Dalam hal ini, saya tertarik membahas lambang A-dalam lingkaran yang menutupi  plang larangan berjualan di atas. Saya berasumsi bahwa lambang A-dalam lingkaran yang dibuat oleh anonim tersebut  adalah salah satu lambang Anarkisme. Menurut Buckley (2011: 13), lambang A-dalam lingkaran pertama kali digunakan oleh para pekerja pada Perang Sipil Spanyol 1936. Ruth Kinna menulis dalam bukunya Anarchism (2005) bahwa simbol A-dalam lingkaran diturunkan dari slogan ‘Anarki adalah keteraturan; pemerintah adalah perang sipil’, yang dikemukakan oleh Pierre-Joseph Proudhon pada 1848 dan kemudian disimbolisasikan oleh seorang revolusioner Anselme Bellegarrigue.
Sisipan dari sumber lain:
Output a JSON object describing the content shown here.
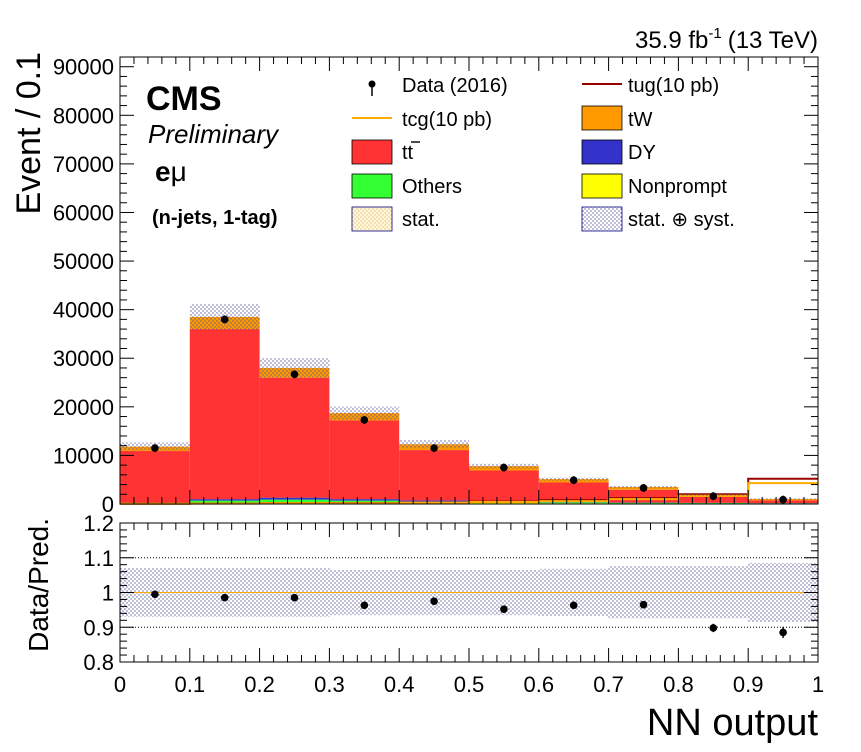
{
  "header": {
    "lumi": "35.9 fb",
    "lumi_exp": "-1",
    "energy": "(13 TeV)"
  },
  "labels": {
    "cms": "CMS",
    "preliminary": "Preliminary",
    "channel_e": "e",
    "channel_mu": "μ",
    "category": "(n-jets, 1-tag)"
  },
  "legend": {
    "data": "Data (2016)",
    "tug": "tug(10 pb)",
    "tcg": "tcg(10 pb)",
    "tw": "tW",
    "tt": "tt",
    "dy": "DY",
    "others": "Others",
    "nonprompt": "Nonprompt",
    "stat": "stat.",
    "statsyst": "stat. ⊕ syst."
  },
  "colors": {
    "tt": "#ff3333",
    "tw": "#ff9900",
    "dy": "#3333cc",
    "others": "#33ff33",
    "nonprompt": "#ffff00",
    "tcg": "#ffaa00",
    "tug": "#990000",
    "data": "#000000"
  },
  "chart_data": [
    {
      "type": "bar",
      "stacked": true,
      "xlabel": "NN output",
      "ylabel": "Event / 0.1",
      "xlim": [
        0,
        1
      ],
      "ylim": [
        0,
        92000
      ],
      "x_ticks": [
        "0",
        "0.1",
        "0.2",
        "0.3",
        "0.4",
        "0.5",
        "0.6",
        "0.7",
        "0.8",
        "0.9",
        "1"
      ],
      "y_ticks": [
        "0",
        "10000",
        "20000",
        "30000",
        "40000",
        "50000",
        "60000",
        "70000",
        "80000",
        "90000"
      ],
      "bin_edges": [
        0,
        0.1,
        0.2,
        0.3,
        0.4,
        0.5,
        0.6,
        0.7,
        0.8,
        0.9,
        1.0
      ],
      "series": [
        {
          "name": "Nonprompt",
          "color_key": "nonprompt",
          "values": [
            100,
            300,
            400,
            300,
            250,
            200,
            150,
            100,
            80,
            60
          ]
        },
        {
          "name": "Others",
          "color_key": "others",
          "values": [
            100,
            400,
            500,
            400,
            300,
            250,
            200,
            150,
            120,
            100
          ]
        },
        {
          "name": "DY",
          "color_key": "dy",
          "values": [
            60,
            300,
            400,
            300,
            200,
            120,
            80,
            60,
            40,
            30
          ]
        },
        {
          "name": "tt",
          "color_key": "tt",
          "values": [
            10640,
            35000,
            24700,
            16200,
            10350,
            6330,
            4000,
            2600,
            1200,
            550
          ]
        },
        {
          "name": "tW",
          "color_key": "tw",
          "values": [
            900,
            2500,
            2000,
            1500,
            1200,
            900,
            700,
            600,
            400,
            300
          ]
        }
      ],
      "signals": [
        {
          "name": "tug(10 pb)",
          "color_key": "tug",
          "values": [
            50,
            100,
            150,
            200,
            300,
            500,
            800,
            1200,
            2000,
            5200
          ]
        },
        {
          "name": "tcg(10 pb)",
          "color_key": "tcg",
          "values": [
            40,
            80,
            120,
            150,
            250,
            400,
            600,
            1000,
            1700,
            4300
          ]
        }
      ],
      "data": {
        "name": "Data (2016)",
        "x": [
          0.05,
          0.15,
          0.25,
          0.35,
          0.45,
          0.55,
          0.65,
          0.75,
          0.85,
          0.95
        ],
        "values": [
          11500,
          38000,
          26700,
          17300,
          11500,
          7500,
          4900,
          3300,
          1600,
          900
        ]
      },
      "uncertainty_fraction": [
        0.07,
        0.07,
        0.07,
        0.07,
        0.07,
        0.07,
        0.07,
        0.08,
        0.08,
        0.1
      ]
    },
    {
      "type": "scatter",
      "xlabel": "NN output",
      "ylabel": "Data/Pred.",
      "xlim": [
        0,
        1
      ],
      "ylim": [
        0.8,
        1.2
      ],
      "y_ticks": [
        "0.8",
        "0.9",
        "1",
        "1.1",
        "1.2"
      ],
      "x": [
        0.05,
        0.15,
        0.25,
        0.35,
        0.45,
        0.55,
        0.65,
        0.75,
        0.85,
        0.95
      ],
      "values": [
        0.995,
        0.985,
        0.985,
        0.963,
        0.975,
        0.952,
        0.963,
        0.965,
        0.898,
        0.885
      ],
      "errors": [
        0.004,
        0.002,
        0.003,
        0.003,
        0.004,
        0.005,
        0.006,
        0.008,
        0.012,
        0.016
      ],
      "band": [
        0.07,
        0.07,
        0.07,
        0.065,
        0.065,
        0.065,
        0.068,
        0.075,
        0.075,
        0.085
      ]
    }
  ]
}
Selain simbol A-dalam lingkaran, bendera hitam juga merupakan simbol yang merepresentasikan Anarkisme sejak 1880-an. Makna bendera hitam adalah untuk menendang segala simbol lain yang berbau negara—yang para anarkis yakini telah memisahkan orang-orang.
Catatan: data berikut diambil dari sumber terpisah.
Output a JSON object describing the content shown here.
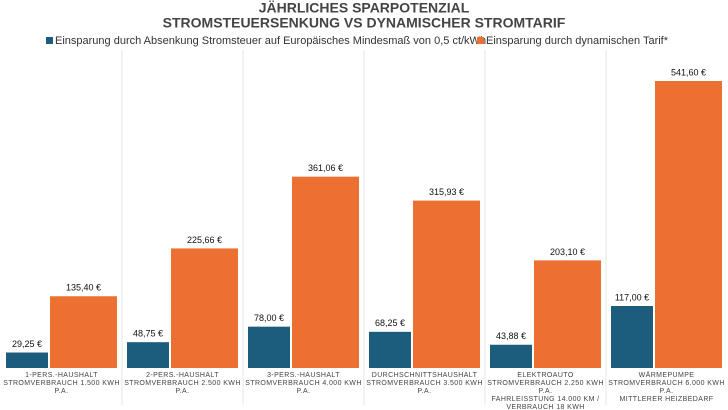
{
  "chart_data": {
    "type": "bar",
    "title": [
      "JÄHRLICHES SPARPOTENZIAL",
      "STROMSTEUERSENKUNG VS DYNAMISCHER STROMTARIF"
    ],
    "categories": [
      [
        "1-PERS.-HAUSHALT",
        "STROMVERBRAUCH 1.500 KWH",
        "P.A."
      ],
      [
        "2-PERS.-HAUSHALT",
        "STROMVERBRAUCH 2.500 KWH",
        "P.A."
      ],
      [
        "3-PERS.-HAUSHALT",
        "STROMVERBRAUCH  4.000  KWH",
        "P.A."
      ],
      [
        "DURCHSCHNITTSHAUSHALT",
        "STROMVERBRAUCH  3.500 KWH",
        "P.A."
      ],
      [
        "ELEKTROAUTO",
        "STROMVERBRAUCH  2.250 KWH",
        "P.A.",
        "FAHRLEISSTUNG 14.000 KM /",
        "VERBRAUCH 18 KWH"
      ],
      [
        "WÄRMEPUMPE",
        "STROMVERBRAUCH  6.000 KWH",
        "P.A.",
        "MITTLERER HEIZBEDARF"
      ]
    ],
    "series": [
      {
        "name": "Einsparung durch Absenkung  Stromsteuer auf Europäisches Mindesmaß von 0,5 ct/kWh",
        "color": "#1c5d7e",
        "values": [
          29.25,
          48.75,
          78.0,
          68.25,
          43.88,
          117.0
        ],
        "value_labels": [
          "29,25 €",
          "48,75 €",
          "78,00 €",
          "68,25 €",
          "43,88 €",
          "117,00 €"
        ]
      },
      {
        "name": "Einsparung durch dynamischen Tarif*",
        "color": "#ec7032",
        "values": [
          135.4,
          225.66,
          361.06,
          315.93,
          203.1,
          541.6
        ],
        "value_labels": [
          "135,40 €",
          "225,66 €",
          "361,06 €",
          "315,93 €",
          "203,10 €",
          "541,60 €"
        ]
      }
    ]
  }
}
Sebelumnya, mungkin kawan-kawan bertanya-tanya dengan penasaran, “Apa sih anarkisme itu? Bukankah ia berkaitan dengan aksi kekerasan (aksi anarkis!) di setiap demonstrasi massa?” Baiklah, pada tulisan ini saya akan membahas secara singkat mengenai apa itu anarkisme—harapannya, agar kita bisa membangkitkan diskusi-diskusi mengenai anarkisme di kampus kita, Universitas Padjadjaran.

***

Definisi dan Tujuan Anarkisme

Anarkisme adalah sebuah -isme yang aneh karena ia sangat sering disalahpahami oleh banyak orang—yakni, dianggap sebagai semata-mata kekacauan dan tindak kekerasan. Padahal, pada dasarnya, anarkisme adalah sebuah ajaran yang bertujuan untuk membebaskan orang dari dominasi politik dan eksploitasi ekonomi dengan mendesak tindakan langsung yang bersifat non-pemerintah (Kinna, 2005: 3).
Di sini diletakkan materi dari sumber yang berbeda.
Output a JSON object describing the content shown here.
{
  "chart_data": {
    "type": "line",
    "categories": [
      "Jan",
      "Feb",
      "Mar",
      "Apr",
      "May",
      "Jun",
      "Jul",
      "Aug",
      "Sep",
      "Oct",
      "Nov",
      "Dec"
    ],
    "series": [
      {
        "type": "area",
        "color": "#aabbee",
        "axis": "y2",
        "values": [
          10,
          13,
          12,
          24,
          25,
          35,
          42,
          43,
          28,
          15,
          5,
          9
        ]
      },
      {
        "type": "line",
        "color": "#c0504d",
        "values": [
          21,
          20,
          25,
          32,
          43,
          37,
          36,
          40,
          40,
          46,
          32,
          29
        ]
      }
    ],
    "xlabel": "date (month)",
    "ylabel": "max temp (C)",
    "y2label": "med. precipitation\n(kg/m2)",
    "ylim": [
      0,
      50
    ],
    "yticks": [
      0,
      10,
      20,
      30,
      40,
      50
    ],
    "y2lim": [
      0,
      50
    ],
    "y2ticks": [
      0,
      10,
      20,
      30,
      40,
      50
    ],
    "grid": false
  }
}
Kata ‘anarki’ sendiri berasal dari bahasa Yunani anarkhia, yang berarti bertentangan dengan otoritas atau tanpa penguasa. Terma ini pertama kali digunakan oleh Pierre-Joseph Proudhon untuk menggambarkan ideologi politik dan sosialnya. Menurut Proudhon, organisasi tanpa pemerintah itu mungkin dan sungguh diperlukan. Dalam perkembangan ide-ide politik, menurut Colin Ward (2004), anarkisme bisa dianggap sebagai proyeksi akhir dari baik liberalisme maupun sosialisme. 

Menurut Peter Marshall (1992: 3), mengajukan definisi murni mengenai anarkisme akan membawa kita pada kesalahpahaman karena anarkisme tidak menawarkan bangunan doktrin yang baku yang didasarkan pada satu pandangan-dunia yang partikular. Menurutnya, anarkisme merupakan “filsafat yang pelik dan subtil, yang merengkuh banyak aliran pemikiran dan strategi yang beragam.” Anarkisme, meminjam Peter Marshall, “seperti sungai yang memiliki banyak aliran dan pusaran, yang secara konstan berubah dan disegarkan kembali oleh gelombang-gelombang baru tetapi selalu bergerak ke arah samudera kebebasan yang luas”.

Lalu, mengapa kaum anarkis menentang adanya pemerintah, otoritas atau negara? Karena menurut mereka penguasa, otoritas atau negara (yang, tentu, mendukung kapitalisme) itu bersifat memaksa dan melancarkan segala bentuk kekerasan, penipuan dan kebohongan demi mempertahankan kekuasaannya—hal ini tentu saja bertentangan dengan tujuan kaum anarkis: menciptakan dunia yang tanpa paksaan, penuh kebebasan dan menciptakan ketenangan bagi setiap individu-individu dalam masyarakat.  Emma Goldman, salah seorang anarkis, menyebut negara—ia mengutip Nietzsche—sebagai ‘monster dingin’ yang kejam. Negara selalu berusaha menundukkan orang-orang agar tetap dalam kendalinya—entah dalam bentuk simbolik ataupun fisik—atas nama stabilitas nasional, pertumbuhan ekonomi, kesejahteraan masyarakat dan lain sebagainya. Ini adalah bentuk penaklukan internal negara. Selain melakukan penaklukan dan pemaksaan secara internal, negara juga melakukan kekerasan dan pemaksaan kekuasaan secara eksternal demi memperkuat  dominasi dan pengaruhnya. Seperti menurut Rothbard (dikutip dari Kinna, 2005: 48), “kecenderungan alamiah dari negara adalah untuk memperluas kekuasaannya dan ekspansi semacam itu berlangsung dengan jalan menaklukkan suatu area teritorial tertentu”.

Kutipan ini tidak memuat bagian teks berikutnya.